Nevertheless, I do have some comments and suggestions.
- I/we found it very difficult each morning to determine what had been done/where to start the new day. The list of lessons comes up in black type on a blue background. It would be wonderful if the text for a completed lesson would change color so the student can easily see in the morning where to start the new day. Maybe there could even be a third color (amber, "caution" or red, "alert") to indicate a lesson that was begun but not finished.
- It would be nice if there were some way within the video that the points considered "Important" (as in "there will be a question on this in the quiz or test") were better highlighted so that the student can know, with all the information being covered, which items are more important to remember than others.
- The teacher needs to log into the teacher account and go to a certain tab to find out how the student(s) is(are) doing. For home schools (I mean, I have ONE student), it would be really nice if the program could generate an email sent to me, the teacher, with one page per student, giving me a summary of how my student(s) is(are) doing in each subject.
- The way the program runs, first the student watches an interactive video. Once the video ends, the student must open the previous page or window that the video launched from and go to the next tab on the lesson. I would like to see two things: 1) the tabs at the top of this page should also be at the bottom of the page. As my son finished the bottom of the page, where the top no longer showed, he always thought he was "done" with the material for the day. 2) I would like to see a button ON THE VIDEO at the end of the video that sends the student to the next section (instead of the student having to go back to the page that launched the video). If this cannot be IN the video, then it would be nice if the selection buttons were UNDER the video, or if the video page closed automatically and the computer went automatically back to the first page. Even a "Continue" button would be nice. It just needs a little something to ease the transition between the sections of the lesson for the day.

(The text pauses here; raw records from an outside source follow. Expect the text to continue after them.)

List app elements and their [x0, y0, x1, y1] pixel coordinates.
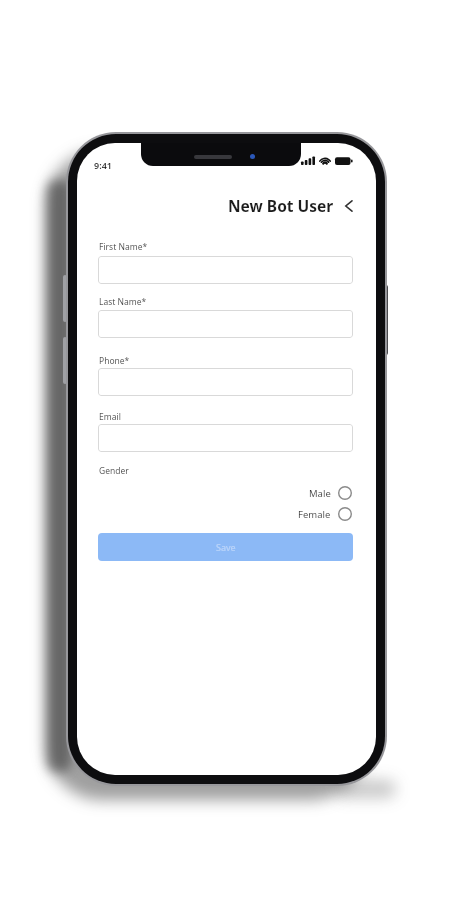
- staticText: Save: [216, 541, 236, 553]
- staticText: Email: [99, 411, 121, 423]
- button[interactable]: [345, 200, 352, 212]
- button[interactable]: Female: [298, 507, 352, 521]
- staticText: 9:41: [94, 159, 112, 171]
- staticText: Phone*: [99, 355, 130, 367]
- button[interactable]: New Bot User: [228, 195, 352, 216]
- button[interactable]: Male: [309, 486, 352, 500]
- button[interactable]: [98, 256, 353, 284]
- staticText: First Name*: [99, 241, 148, 253]
- button[interactable]: [98, 368, 353, 396]
- staticText: Female: [298, 508, 331, 521]
- button[interactable]: Save: [98, 533, 353, 561]
- button[interactable]: [98, 310, 353, 338]
- button[interactable]: [98, 424, 353, 452]
- staticText: Last Name*: [99, 296, 147, 308]
- staticText: Gender: [99, 465, 129, 477]
- staticText: New Bot User: [228, 195, 334, 216]
- staticText: Male: [309, 487, 331, 500]
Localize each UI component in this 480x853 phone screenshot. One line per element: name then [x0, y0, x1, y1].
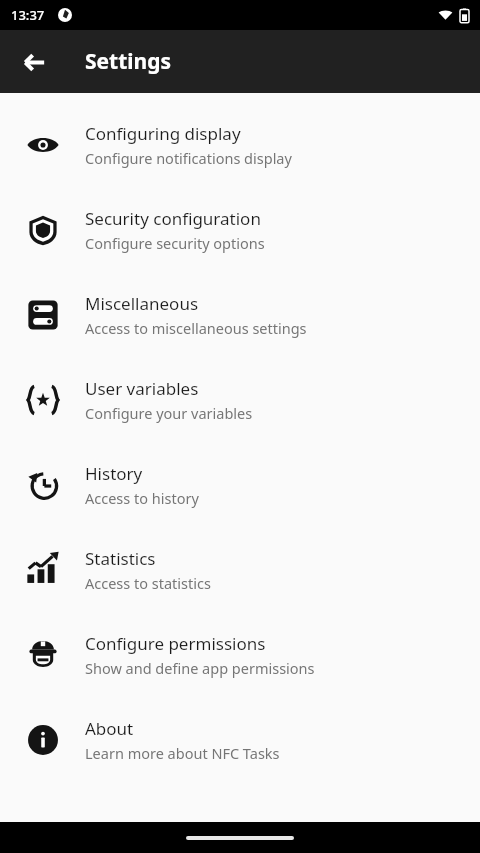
staticText: Access to miscellaneous settings: [85, 318, 307, 338]
button[interactable]: History: [0, 442, 480, 527]
staticText: 13:37: [11, 6, 45, 24]
staticText: Learn more about NFC Tasks: [85, 743, 280, 763]
button[interactable]: Back: [12, 40, 56, 84]
staticText: Access to history: [85, 488, 199, 508]
staticText: History: [85, 462, 143, 485]
button[interactable]: About: [0, 697, 480, 782]
staticText: Statistics: [85, 547, 156, 570]
staticText: Show and define app permissions: [85, 658, 315, 678]
staticText: Miscellaneous: [85, 292, 199, 315]
staticText: Security configuration: [85, 207, 261, 230]
staticText: About: [85, 717, 134, 740]
staticText: Settings: [85, 47, 172, 76]
staticText: Configure permissions: [85, 632, 266, 655]
button[interactable]: Security configuration: [0, 187, 480, 272]
button[interactable]: Statistics: [0, 527, 480, 612]
staticText: Access to statistics: [85, 573, 211, 593]
staticText: User variables: [85, 377, 199, 400]
button[interactable]: User variables: [0, 357, 480, 442]
staticText: Configuring display: [85, 122, 241, 145]
staticText: Configure notifications display: [85, 148, 292, 168]
button[interactable]: Miscellaneous: [0, 272, 480, 357]
staticText: Configure your variables: [85, 403, 253, 423]
staticText: Configure security options: [85, 233, 265, 253]
button[interactable]: Configure permissions: [0, 612, 480, 697]
button[interactable]: Configuring display: [0, 102, 480, 187]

- I really wish Standard Deviants would expand their program so that what they offered was complete subjects, rather than supplements. How wonderful would it be to just have my student taking Algebra I on line, having the work graded, and me only needing to step in when he needs help. Same desire in every subject -- me just knowing that if he completed the program during the year I could confidently count it for credit for my reporting to my state and for my creating of the high school transcript.
- I see a lot of room for expansion with this program. Standard Deviants could expand to one day include various levels of art appreciation and music appreciation, health and other sections of history (ancient cultures, dark ages, middle ages, renaissance and reformation, Canadian history, Australian history, European history, etc.).
If you are interested in any of these Standard Deviants courses, you can purchase any regular course for use by one student for $99 for a year, or $24.95 per month. The AP courses are available or use by one student for $14.95 per month.